21 Januari 2016 lalu, pemerintahan Indonesia di bawah kepemimpinan Jokowi-JK memberikan sebuah “kejutan” kepada seluruh rakyat ,Indonesia khususnya warga Jawa Barat.
Jokowi melakukan peletakan batu pertama (groundbreaking) pembangunan kereta cepat Jakarta-Bandung atas kerjasama konsorsium BUMN Indonesia dengan pemerintah China. Proyek ini dikerjakan oleh perusahaan PT. Kereta Cepat Indonesia China (KCIC) dengan nilai proyek yang sangat fantastis kurang lebih Rp70 triliun.
Namun, ada beberapa hal yang harus diperhatikan secara kritis dalam proyek kereta cepat tersebut. Pertama, bahwa PT. KCIC hingga hari ini belum memegang surat izin atas pelaksanaan proyek tersebut.
Persyaratan tersebut sebenarnya diatur dalam Peraturan Menteri No. 66 tahun 2013 tentang Perizinan Penyelenggaraan Prasarana Perkeretaapian Umum.
Bahwa dalam Peraturan Menteri tersebut secara jelas bahwa perizinan tersebut bukan hanya masalah administratif belaka, namun evaluasi rancang bangun dan analisis aspek keselamatan.
Proyek ini tentu tanpa perencanaan yang matang sehingga ditakutkan bahwa pembangunan kereta cepat ini sangat prematur, sehingga perlu pengkajian ulang yang matang terhadap pelaksanaan proyek tersebut.
Yang kedua, bahwa jika kita melihat urgensi-nya tentu setelah melakukan analisis yang cukup dalam, saya menilai bahwa kereta cepat ini sangat tidak urgensi bagi warga Jawa Barat khususnya dan hanyak menguntungkan segelintir kelompok saja.

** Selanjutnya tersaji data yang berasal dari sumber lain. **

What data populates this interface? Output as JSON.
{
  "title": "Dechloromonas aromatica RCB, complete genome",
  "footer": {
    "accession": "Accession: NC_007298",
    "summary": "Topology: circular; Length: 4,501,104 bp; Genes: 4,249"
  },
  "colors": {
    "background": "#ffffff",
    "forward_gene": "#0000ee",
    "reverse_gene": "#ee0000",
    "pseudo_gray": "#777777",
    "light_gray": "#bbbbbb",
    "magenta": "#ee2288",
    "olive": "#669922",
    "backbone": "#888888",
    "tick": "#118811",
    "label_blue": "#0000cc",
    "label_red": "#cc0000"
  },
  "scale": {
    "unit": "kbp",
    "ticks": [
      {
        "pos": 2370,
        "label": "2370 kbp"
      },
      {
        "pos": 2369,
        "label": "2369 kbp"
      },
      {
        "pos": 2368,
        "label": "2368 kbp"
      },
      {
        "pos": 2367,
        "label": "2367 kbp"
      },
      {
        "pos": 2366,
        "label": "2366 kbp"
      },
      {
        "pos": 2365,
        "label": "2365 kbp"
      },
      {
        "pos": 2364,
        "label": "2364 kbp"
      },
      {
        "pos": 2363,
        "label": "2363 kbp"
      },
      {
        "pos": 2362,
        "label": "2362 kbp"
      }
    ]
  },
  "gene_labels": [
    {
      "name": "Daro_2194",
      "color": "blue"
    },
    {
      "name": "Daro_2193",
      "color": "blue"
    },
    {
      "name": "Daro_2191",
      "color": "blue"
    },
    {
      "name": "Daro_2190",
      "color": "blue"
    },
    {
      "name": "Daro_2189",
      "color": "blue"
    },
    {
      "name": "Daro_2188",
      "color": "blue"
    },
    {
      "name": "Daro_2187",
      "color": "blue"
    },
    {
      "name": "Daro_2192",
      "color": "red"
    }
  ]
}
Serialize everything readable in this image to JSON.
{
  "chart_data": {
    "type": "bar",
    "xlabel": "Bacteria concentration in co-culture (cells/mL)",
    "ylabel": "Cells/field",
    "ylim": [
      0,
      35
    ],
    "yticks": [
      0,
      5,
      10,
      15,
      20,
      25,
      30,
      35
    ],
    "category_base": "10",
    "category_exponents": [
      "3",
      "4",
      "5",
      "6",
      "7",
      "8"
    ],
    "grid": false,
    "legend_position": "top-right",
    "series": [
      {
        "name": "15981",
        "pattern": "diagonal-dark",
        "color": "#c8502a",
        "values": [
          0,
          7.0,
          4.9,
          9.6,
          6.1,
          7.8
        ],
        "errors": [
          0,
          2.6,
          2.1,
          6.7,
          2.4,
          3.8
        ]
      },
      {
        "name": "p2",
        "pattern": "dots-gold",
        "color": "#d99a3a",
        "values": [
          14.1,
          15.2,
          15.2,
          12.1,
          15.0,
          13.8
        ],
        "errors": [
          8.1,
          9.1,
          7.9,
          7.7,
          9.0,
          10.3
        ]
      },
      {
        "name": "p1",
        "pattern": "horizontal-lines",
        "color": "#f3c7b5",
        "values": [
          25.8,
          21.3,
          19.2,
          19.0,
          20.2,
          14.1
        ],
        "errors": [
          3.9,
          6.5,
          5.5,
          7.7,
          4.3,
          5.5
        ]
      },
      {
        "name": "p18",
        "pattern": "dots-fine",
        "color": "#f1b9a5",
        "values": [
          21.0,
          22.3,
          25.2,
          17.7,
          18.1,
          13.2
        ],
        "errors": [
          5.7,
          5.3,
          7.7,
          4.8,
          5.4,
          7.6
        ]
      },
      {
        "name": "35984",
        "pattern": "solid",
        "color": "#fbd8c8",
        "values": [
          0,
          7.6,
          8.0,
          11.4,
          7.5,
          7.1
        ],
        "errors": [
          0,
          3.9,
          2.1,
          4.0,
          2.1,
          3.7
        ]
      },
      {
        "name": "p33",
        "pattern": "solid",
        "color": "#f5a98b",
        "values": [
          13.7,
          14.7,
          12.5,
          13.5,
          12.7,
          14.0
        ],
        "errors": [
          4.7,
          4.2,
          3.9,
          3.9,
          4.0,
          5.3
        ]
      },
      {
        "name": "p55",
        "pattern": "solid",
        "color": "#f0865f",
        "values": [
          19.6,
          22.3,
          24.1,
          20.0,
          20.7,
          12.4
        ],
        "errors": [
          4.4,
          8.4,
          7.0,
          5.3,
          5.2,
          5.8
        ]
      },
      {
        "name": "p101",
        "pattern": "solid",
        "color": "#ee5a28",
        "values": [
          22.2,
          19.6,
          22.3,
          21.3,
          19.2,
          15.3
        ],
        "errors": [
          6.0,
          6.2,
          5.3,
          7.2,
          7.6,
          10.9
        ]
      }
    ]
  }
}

Yang ketiga, dalam proyek kereta cepat ini sangat bernuansa politis karena ketika kita melihat dokumen RPJMN tidak tercantum proyek kereta cepat ini. Maka dalam hal ini, KPK sebagai garda terdepan dalam pemberantasan korupsi di Indonesia harus melakukan pengawasan super ketat terhadap proyek ini.